Naked-eye detection of Pd2+ ion using a highly selective fluorescent heterocyclic probe by turn-off response and in-vitro live cell imaging

The heterocyclic probe 3-(1-isoquinolinyl)imidazo[5, 1-a] isoquinoline (IQ) in CH3OH/HEPES buffer system (5 mM, pH = 7.4, 6:4, v/v), exhibits blue fluorescence (lambda(em) = 454 nm) upon excitation with 359 nm light.
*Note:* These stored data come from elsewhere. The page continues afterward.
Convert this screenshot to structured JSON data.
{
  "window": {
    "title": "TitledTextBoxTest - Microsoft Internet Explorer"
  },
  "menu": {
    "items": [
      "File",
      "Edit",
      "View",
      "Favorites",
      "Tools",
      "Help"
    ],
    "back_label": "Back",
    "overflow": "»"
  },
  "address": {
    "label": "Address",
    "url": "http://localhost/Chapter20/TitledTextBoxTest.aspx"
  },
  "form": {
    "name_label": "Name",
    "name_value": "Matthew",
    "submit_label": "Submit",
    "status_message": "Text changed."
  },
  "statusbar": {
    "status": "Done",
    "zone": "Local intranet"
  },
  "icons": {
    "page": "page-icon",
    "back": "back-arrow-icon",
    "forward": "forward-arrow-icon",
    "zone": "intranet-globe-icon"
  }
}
Upon adding Pd2+ ion solution, IQ shows turn-off response when observed under long UV light. Using IQ bivalent palladium can be detected with a low limit of detection (0.210 mu M) within the pH range of 2-8. In the presence of large varieties of metal ion, colorimetric and fluorescence responses did not exhibit any perceptible change. A small change in fluorescence life-time in TRPL study indicates the static nature of quenching. Binding of probe IQ with Pd2+ ion can be reversed using Na(2)EDTA. Job's plot and ESI mass spectrometric analysis reveal a 1:1 ratio for binding of IQ with Pd(II) ion. DFT/TDDFT calculations performed on [Pd(IQ)Cl(CH3CN)](+) ion support the experimental findings. Cytotoxic studies showed that probe IQ suppressed the growth of L929 and Hela cells in a dose-dependent manner. Fluorescence imaging in the absence and presence of Pd2+ revealed that IQ can be successfully applied on living cells with outstanding sensitivity.